E por fim perguntou-lhe o que poderia ser feito, na opinião dele, para desenvolver o turismo arqueológico no município de Parelhas, o mesmo respondeu que há a necessidade de mais divulgação e seria interessante um roteiro de integração com os Sítios arqueológicos de Carnaúba dos Dantas, por possuir um turismo arqueológico mais desenvolvido.

5.2 O secretário de Carnaúba dos Dantas

O município de Carnaúba dos Dantas não possui secretária de turismo, mas há um coordenador de turismo que trabalha a questão do turismo na cidade, Damião Carlos Dantas atua neste cargo desde 2013, e além de exercer essa função é também o principal idealizador do turismo arqueológico no município. O formulário de entrevista aplicado com ele é o mesmo aplicado com o secretário de Parelhas, para assim ser possível comparar as duas perspectivas.

Quando perguntado as potencialidades turísticas do município, o coordenador citou os Sítios arqueológicos que segundo ele já foram descobertos mais de 90 Sítios no município, porém poucos são reconhecidos pelo IPHAN; O monte do galo, grande receptor de turistas todos os anos durante a paixão de Cristo; O castelo de Bivar, também muito conhecido, porém não está mais recebendo visitação interna; e citou também a pedra da Rajada e a Pedra do Dinheiro.
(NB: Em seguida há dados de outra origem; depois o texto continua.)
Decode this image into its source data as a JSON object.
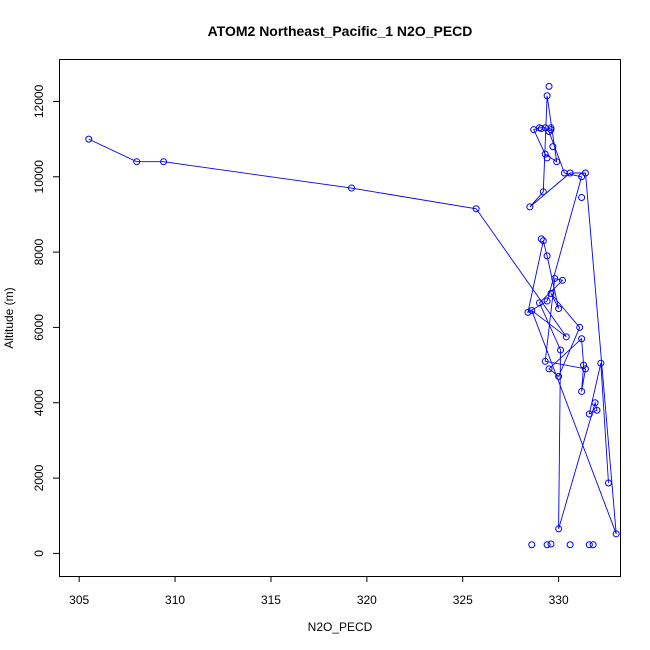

Mas os atrativos que realmente recebem um fluxo muito grande de turistas são apenas o Monte do Galo e os Sítios arqueológicos.

Segundo o mesmo esses atrativos são trabalhados por cada responsável sendo papel dos guias trabalharem a questão da preservação dos Sítios e papel da Paróquia local trabalhar as atividades do Monte do Galo.

Perguntou-se como este considera a importância do turismo arqueológico para um município, e este respondeu que dependia de uma serie de fatores, pois se a atividade não for bem planejada, não traria benefícios, e para isso é necessário que haja preservação, conscientização das pessoas para que entendam a importância daquele atrativo e não o deprede, e assim, será benéfico para o município, pois haverá de gerar emprego e renda para a população, e ainda crescimento da cidade.

Também foi perguntado que ações a prefeitura em conjunto com a coordenadoria de turismo desenvolve para o crescimento do turismo arqueológico, a resposta foi que há uma parceria com a Fundação Seridó, e que há o investimento em preservação, além de ser desenvolvidos projetos como o “Uma viagem ao Passado”, que é passada para as crianças das escolas, as informações a respeito dos Sítios arqueológicos do município, sobre a vivência dos povos que ali habitaram, e fala sobre a importância em preservar esse patrimônio.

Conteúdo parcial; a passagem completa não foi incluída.